Assuming that ax[0:i-1] is converted to by[0:j] The number of character operands required dp[i-1][j] = opt, then simply delete the last character of the string ax Ax[i] and add 1 to the operand, namely:
DP[I][J] = dp[i-1][j] +1 = opt +1

For the above scenario 2 to 3, select one of the smallest edit distances to repeat until the last position of the DP matrix, i.e. DP[-1][-1], is the minimum edit distance. third, the actual combat

Suppose there is a string a= ' Cafe ', the string b= ' coffee ', and the minimum editing distance is as follows:

- by c o F e e
Ax 0 1 2 3 4 5 6
c 1 0 1 2 3 4 5
a 2 1 1 2 3 4 5
F 3 2 2 1 2 3 4
e 4 3 3 2 2 2 3

(1) When i=0, the ax length is 0,
when j=0, by length 0, that is dp[0][0] = 0;
when i=1, by length 1, dp[0][1] = 1;
and so on, DP value is sequence length
(2) when i=1,j =1, at this time ax[1] = c,by[1] = c, at which time two strings are equal, that is,
dp[1][1] = dp[0][0] = 0
(3) When i=2,j=1, at this time ax[2] = a,by[1] = c, two strings are not equal at this time,
By table, dp[2][1] = dp[1][1] + 1 = 1, with minimum edit distance
(4) and so on, and minimum edit distance of 3, i.e.: Cafe→caffe→coffe→coffee

Contact Us

The content source of this page is from Internet, which doesn't represent Alibaba Cloud's opinion; products and services mentioned on that page don't have any relationship with Alibaba Cloud. If the content of the page makes you feel confusing, please write us an email, we will handle the problem within 5 days after receiving your email.

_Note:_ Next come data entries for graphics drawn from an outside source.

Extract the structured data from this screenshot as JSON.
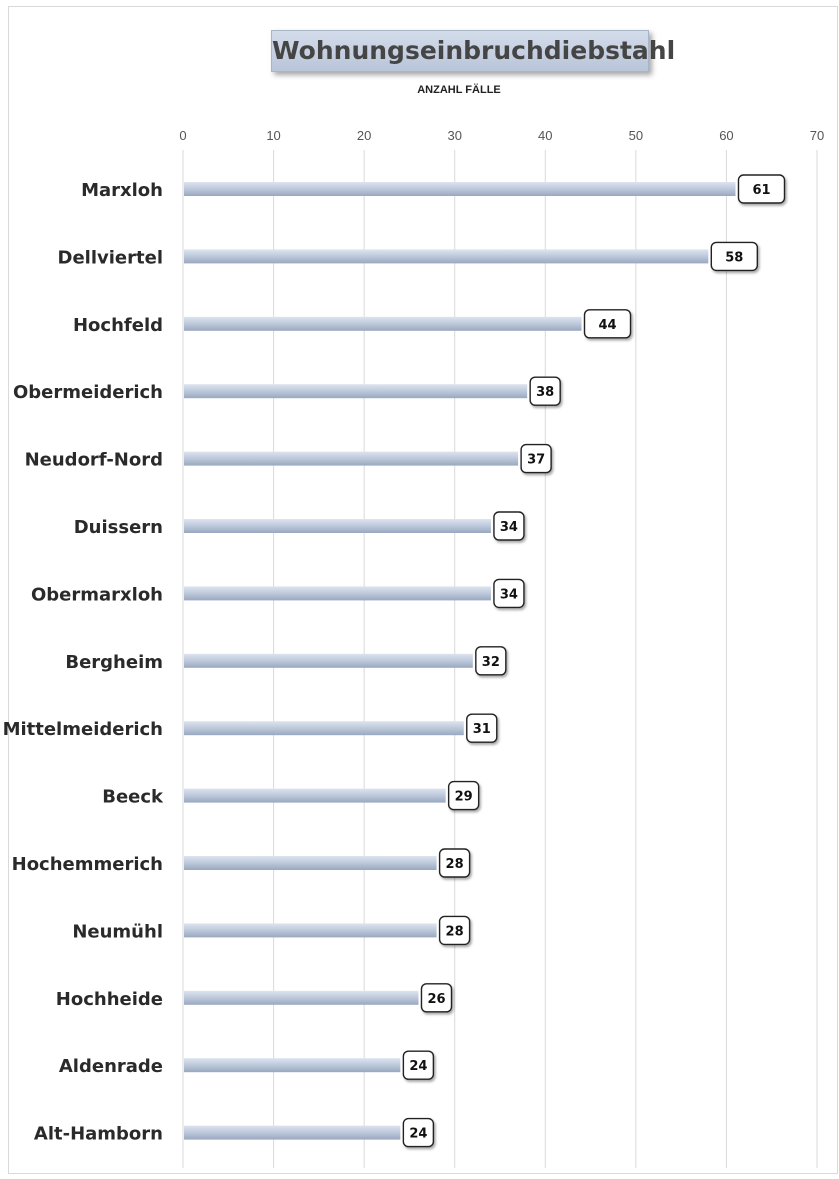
{
  "chart_data": {
    "type": "bar",
    "orientation": "horizontal",
    "title": "Wohnungseinbruchdiebstahl",
    "subtitle": "ANZAHL FÄLLE",
    "categories": [
      "Marxloh",
      "Dellviertel",
      "Hochfeld",
      "Obermeiderich",
      "Neudorf-Nord",
      "Duissern",
      "Obermarxloh",
      "Bergheim",
      "Mittelmeiderich",
      "Beeck",
      "Hochemmerich",
      "Neumühl",
      "Hochheide",
      "Aldenrade",
      "Alt-Hamborn"
    ],
    "values": [
      61,
      58,
      44,
      38,
      37,
      34,
      34,
      32,
      31,
      29,
      28,
      28,
      26,
      24,
      24
    ],
    "xlim": [
      0,
      70
    ],
    "ticks": [
      0,
      10,
      20,
      30,
      40,
      50,
      60,
      70
    ],
    "axis_position": "top",
    "grid": true,
    "data_labels": true,
    "bar_color": "#b7c3d6"
  }
}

If you find any instances of plagiarism from the community, please send an email to: info-contact@alibabacloud.com and provide relevant evidence. A staff member will contact you within 5 working days.

A Free Trial That Lets You Build Big!

Start building with 50+ products and up to 12 months usage for Elastic Compute Service

  • Sales Support

    1 on 1 presale consultation

  • After-Sales Support

    24/7 Technical Support 6 Free Tickets per Quarter Faster Response

  • Alibaba Cloud offers highly flexible support services tailored to meet your exact needs.